Re: Quote and Quote-like Operators
by MidLifeXis (Prior) on Jan 15, 2009 at 19:25 UTC

    Look at the paragraph above that chart

    While we usually think of quotes as literal values, in Perl they function as operators, providing various kinds of interpolating and pattern matching capabilities. Perl provides customary quote characters for these behaviors, but also provides a way for you to choose your quote character for any of them. In the following table, a "{}" represents any pair of delimiters you choose.

    --MidLifeXis

Re: Quote and Quote-like Operators
by alfie (Pilgrim) on Jan 15, 2009 at 21:12 UTC
    I wonder about how you claim that many programmers tend to use [] for qw. I always thought that qw() is the canonical way to use them. Of course it depends on the contents, but if you take a look at e.g. perldoc -f use and the examples therein - of course left aside what others noted already.

    --
    use signature;
    signature(" So long\nRhonda");
      Well, I'm one of the people that use [] for qw.
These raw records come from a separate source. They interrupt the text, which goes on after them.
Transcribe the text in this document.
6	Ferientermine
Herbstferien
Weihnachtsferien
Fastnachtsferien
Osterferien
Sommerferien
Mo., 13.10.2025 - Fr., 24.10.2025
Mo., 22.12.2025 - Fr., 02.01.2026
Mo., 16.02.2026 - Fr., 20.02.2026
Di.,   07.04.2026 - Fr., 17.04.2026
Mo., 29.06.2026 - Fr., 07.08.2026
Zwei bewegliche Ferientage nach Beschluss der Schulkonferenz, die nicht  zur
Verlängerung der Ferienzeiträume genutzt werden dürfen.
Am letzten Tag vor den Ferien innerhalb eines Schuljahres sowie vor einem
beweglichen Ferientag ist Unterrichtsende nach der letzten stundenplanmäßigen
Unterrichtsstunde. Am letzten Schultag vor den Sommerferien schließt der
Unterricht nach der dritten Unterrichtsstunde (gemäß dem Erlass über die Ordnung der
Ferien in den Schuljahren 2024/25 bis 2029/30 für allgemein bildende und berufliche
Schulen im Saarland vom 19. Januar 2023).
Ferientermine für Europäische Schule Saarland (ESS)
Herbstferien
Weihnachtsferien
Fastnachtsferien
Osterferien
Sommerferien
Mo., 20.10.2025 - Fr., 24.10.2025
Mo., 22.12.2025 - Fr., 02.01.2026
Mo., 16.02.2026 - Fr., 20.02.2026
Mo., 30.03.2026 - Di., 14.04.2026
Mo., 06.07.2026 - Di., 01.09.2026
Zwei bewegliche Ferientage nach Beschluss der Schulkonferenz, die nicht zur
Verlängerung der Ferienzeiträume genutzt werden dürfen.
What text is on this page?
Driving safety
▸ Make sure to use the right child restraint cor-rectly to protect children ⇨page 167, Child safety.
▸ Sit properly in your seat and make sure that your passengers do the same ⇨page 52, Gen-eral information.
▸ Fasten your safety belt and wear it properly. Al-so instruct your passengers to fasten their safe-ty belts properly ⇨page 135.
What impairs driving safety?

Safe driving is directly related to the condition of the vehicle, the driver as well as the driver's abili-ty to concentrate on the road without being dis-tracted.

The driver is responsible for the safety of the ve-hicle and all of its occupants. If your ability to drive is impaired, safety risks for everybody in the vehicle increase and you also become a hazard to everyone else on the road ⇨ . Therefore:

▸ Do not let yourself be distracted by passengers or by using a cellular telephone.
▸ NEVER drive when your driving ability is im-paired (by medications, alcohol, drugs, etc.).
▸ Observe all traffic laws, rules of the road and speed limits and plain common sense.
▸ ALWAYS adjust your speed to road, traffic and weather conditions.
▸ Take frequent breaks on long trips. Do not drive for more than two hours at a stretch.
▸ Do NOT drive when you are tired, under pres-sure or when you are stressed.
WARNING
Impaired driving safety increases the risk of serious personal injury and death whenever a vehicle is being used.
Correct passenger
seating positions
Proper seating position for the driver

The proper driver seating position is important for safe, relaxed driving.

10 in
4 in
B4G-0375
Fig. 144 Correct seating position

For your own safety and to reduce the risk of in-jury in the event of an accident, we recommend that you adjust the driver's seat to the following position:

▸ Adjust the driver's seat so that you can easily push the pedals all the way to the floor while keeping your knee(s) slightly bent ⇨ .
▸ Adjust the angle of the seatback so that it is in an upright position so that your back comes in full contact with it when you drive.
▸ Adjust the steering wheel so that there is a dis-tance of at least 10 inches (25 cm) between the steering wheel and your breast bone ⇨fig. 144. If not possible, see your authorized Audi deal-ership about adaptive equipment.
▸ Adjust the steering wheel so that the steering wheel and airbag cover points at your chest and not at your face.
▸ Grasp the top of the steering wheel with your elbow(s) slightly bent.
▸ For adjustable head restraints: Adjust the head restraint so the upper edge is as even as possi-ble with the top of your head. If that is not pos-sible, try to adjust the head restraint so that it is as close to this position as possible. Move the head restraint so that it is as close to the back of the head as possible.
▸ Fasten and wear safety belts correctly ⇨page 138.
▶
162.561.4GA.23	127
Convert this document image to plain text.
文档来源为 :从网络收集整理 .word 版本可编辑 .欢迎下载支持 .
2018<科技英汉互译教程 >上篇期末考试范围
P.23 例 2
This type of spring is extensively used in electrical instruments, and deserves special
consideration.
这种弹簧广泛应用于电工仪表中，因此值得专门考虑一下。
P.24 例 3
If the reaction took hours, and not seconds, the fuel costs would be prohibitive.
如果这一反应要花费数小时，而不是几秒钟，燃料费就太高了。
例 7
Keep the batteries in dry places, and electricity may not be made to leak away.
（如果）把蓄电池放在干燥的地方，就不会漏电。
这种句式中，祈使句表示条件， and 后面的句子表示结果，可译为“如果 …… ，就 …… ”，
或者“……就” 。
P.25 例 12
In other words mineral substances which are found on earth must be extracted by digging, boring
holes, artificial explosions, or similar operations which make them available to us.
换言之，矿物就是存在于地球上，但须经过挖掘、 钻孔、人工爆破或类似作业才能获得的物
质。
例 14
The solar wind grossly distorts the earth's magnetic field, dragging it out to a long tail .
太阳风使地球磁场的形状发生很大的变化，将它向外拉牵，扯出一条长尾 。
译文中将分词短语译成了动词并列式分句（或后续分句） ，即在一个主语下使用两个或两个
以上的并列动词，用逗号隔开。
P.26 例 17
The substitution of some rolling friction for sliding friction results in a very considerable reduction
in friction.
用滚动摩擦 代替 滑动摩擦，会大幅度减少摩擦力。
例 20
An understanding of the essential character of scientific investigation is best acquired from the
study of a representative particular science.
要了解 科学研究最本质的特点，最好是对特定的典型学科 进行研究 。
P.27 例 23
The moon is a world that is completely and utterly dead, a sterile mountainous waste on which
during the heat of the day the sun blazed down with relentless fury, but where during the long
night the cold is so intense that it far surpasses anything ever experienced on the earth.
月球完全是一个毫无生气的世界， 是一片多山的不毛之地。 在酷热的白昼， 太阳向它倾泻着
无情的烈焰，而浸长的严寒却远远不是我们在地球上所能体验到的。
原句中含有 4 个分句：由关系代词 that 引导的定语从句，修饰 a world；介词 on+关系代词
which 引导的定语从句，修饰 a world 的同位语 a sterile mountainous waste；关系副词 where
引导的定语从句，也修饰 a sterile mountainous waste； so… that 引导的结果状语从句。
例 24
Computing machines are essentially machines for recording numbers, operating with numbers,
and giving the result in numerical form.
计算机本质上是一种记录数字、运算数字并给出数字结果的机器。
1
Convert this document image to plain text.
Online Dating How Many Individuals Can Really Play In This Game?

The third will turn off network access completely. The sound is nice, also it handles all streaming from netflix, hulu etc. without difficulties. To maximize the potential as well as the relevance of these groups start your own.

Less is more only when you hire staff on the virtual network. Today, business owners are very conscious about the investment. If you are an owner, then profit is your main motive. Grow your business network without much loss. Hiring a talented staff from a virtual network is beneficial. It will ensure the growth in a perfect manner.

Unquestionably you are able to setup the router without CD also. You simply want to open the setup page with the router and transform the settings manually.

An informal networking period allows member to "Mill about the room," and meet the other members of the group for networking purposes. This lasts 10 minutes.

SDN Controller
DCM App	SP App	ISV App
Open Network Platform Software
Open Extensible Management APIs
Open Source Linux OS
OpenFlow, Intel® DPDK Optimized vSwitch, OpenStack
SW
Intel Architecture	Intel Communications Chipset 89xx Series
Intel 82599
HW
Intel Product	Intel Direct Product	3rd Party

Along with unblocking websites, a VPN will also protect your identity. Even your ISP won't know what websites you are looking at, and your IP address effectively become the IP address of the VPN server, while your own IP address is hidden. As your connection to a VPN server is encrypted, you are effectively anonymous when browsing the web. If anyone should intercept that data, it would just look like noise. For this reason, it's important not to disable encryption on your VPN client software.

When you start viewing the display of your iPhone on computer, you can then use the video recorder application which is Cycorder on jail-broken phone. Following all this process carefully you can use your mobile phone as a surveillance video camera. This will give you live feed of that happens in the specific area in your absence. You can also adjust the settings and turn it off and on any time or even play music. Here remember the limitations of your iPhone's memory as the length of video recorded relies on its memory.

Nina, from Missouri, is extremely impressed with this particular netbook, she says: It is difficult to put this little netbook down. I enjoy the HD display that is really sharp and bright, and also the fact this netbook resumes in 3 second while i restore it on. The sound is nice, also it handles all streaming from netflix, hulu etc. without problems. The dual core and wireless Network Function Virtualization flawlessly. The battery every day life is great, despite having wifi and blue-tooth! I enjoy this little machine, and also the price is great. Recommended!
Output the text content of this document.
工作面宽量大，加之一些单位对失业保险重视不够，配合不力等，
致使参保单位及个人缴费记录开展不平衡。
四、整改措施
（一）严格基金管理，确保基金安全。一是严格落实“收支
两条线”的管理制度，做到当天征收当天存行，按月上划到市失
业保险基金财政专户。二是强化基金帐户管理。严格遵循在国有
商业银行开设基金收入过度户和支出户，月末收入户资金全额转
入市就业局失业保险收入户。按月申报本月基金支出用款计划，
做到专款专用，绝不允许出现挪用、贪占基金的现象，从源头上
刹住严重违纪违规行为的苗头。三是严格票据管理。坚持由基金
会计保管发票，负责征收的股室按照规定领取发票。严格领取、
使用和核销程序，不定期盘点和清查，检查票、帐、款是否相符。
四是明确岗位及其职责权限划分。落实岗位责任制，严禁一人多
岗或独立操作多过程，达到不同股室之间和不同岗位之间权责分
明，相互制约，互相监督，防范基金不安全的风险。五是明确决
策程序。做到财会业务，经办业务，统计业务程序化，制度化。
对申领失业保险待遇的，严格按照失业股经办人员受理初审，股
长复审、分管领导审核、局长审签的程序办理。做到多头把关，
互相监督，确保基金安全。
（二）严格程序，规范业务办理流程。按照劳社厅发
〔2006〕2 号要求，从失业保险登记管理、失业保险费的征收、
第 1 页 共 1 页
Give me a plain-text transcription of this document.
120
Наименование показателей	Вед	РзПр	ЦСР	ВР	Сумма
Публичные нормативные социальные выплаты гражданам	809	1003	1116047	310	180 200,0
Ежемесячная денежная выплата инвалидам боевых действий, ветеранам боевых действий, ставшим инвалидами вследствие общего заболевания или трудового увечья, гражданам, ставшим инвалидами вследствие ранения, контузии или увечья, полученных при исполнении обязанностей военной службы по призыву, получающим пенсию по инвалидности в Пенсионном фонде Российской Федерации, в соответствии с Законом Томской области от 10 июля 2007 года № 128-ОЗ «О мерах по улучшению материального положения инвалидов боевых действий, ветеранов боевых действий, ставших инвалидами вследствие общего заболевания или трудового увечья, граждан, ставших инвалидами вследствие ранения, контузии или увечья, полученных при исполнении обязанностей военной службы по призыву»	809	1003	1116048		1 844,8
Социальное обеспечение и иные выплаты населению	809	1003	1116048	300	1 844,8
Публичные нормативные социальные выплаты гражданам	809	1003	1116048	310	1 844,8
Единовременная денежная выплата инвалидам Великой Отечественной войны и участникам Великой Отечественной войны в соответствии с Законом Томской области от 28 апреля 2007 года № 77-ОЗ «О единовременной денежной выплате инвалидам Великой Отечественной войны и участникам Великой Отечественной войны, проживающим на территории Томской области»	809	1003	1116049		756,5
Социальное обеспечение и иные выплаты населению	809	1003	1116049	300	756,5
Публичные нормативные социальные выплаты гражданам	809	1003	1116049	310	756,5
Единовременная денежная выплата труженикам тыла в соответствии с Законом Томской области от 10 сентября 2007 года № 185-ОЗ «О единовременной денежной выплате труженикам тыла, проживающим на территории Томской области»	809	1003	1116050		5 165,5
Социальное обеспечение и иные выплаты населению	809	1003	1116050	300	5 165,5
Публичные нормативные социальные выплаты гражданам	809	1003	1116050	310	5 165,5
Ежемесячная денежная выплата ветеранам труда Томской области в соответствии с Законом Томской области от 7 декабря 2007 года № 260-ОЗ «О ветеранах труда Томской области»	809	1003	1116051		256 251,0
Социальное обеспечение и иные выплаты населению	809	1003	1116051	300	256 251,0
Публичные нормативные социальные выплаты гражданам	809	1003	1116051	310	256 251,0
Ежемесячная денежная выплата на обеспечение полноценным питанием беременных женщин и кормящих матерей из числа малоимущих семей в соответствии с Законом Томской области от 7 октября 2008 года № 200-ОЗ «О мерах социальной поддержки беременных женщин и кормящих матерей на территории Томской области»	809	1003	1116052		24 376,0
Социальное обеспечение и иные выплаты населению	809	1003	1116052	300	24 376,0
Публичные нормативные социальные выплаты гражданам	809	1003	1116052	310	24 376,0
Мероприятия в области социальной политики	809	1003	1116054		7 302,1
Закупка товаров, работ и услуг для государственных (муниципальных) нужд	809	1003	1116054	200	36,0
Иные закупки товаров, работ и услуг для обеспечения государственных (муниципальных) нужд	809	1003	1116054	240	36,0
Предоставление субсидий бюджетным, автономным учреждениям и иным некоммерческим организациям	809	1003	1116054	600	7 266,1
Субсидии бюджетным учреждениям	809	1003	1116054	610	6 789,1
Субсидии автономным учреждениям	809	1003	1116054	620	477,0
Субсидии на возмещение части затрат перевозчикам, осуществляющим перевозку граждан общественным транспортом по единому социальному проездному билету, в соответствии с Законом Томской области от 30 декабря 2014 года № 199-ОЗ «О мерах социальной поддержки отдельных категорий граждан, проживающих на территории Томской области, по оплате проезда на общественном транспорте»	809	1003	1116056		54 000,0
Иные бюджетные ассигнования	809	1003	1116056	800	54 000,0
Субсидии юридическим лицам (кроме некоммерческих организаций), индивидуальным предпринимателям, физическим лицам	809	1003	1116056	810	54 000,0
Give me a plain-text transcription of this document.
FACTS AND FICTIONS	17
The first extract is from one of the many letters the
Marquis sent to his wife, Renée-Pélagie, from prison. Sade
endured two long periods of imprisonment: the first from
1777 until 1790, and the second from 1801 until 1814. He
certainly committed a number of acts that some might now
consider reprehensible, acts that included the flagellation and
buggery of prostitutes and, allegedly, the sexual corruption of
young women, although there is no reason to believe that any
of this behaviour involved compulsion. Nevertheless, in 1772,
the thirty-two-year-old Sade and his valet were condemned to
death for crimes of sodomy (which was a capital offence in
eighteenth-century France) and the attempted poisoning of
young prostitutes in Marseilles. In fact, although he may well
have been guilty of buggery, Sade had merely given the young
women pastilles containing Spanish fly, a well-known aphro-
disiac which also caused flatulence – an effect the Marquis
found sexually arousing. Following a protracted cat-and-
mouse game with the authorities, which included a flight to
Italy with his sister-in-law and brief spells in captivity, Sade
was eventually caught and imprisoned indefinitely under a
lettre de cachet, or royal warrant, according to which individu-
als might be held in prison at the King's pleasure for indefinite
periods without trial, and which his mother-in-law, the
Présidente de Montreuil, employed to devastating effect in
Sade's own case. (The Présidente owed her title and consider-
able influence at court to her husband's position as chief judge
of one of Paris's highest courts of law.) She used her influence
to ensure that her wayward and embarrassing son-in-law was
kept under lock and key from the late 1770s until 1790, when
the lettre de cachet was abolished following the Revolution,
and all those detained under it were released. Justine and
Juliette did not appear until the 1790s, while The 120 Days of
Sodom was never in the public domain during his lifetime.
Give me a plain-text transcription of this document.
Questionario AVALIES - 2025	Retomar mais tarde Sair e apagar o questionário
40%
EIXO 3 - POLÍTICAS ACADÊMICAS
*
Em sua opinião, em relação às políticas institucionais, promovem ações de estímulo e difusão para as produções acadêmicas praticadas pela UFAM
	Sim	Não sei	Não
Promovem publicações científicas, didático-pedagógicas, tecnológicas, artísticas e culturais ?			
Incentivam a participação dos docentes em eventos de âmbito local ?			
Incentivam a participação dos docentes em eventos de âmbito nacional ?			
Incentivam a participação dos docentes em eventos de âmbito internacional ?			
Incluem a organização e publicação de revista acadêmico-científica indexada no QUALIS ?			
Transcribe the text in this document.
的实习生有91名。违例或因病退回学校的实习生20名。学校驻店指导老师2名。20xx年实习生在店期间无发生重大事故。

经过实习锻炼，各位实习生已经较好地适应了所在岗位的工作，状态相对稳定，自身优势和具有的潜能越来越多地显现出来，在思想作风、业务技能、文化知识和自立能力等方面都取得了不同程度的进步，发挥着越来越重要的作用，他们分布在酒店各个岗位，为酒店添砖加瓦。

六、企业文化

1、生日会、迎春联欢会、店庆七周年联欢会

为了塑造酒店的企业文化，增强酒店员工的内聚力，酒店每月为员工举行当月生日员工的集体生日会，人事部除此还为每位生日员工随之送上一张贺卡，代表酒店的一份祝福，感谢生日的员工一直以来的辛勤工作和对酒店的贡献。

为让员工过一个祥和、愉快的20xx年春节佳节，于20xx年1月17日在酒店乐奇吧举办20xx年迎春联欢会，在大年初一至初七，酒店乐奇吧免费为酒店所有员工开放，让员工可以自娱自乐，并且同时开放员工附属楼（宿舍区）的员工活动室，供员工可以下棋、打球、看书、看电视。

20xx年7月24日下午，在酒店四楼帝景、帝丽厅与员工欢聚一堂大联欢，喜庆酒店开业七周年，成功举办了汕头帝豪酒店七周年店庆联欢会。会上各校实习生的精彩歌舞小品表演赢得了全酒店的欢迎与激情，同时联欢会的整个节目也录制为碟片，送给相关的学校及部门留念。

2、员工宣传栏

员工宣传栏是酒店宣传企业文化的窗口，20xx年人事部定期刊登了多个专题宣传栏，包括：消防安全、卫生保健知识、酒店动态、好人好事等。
I very seldomly use () as delimiters; parenthesis already have a couple of meanings, using them as delimiters as well doesn't contribute to code clearity in my book.

      My favourite delimiters are:

      Operator Pref. Other Delim. Delims q, qq, qx {} <> // !! qw [] // {} <> s, m, qr // {} <> !! y, tr // [] {} <>
      I never use '#' as a delimiter (althought it's popular with many people).

      As you can see, all the delimiters I often use tend to be long, narrow, and mostly vertical.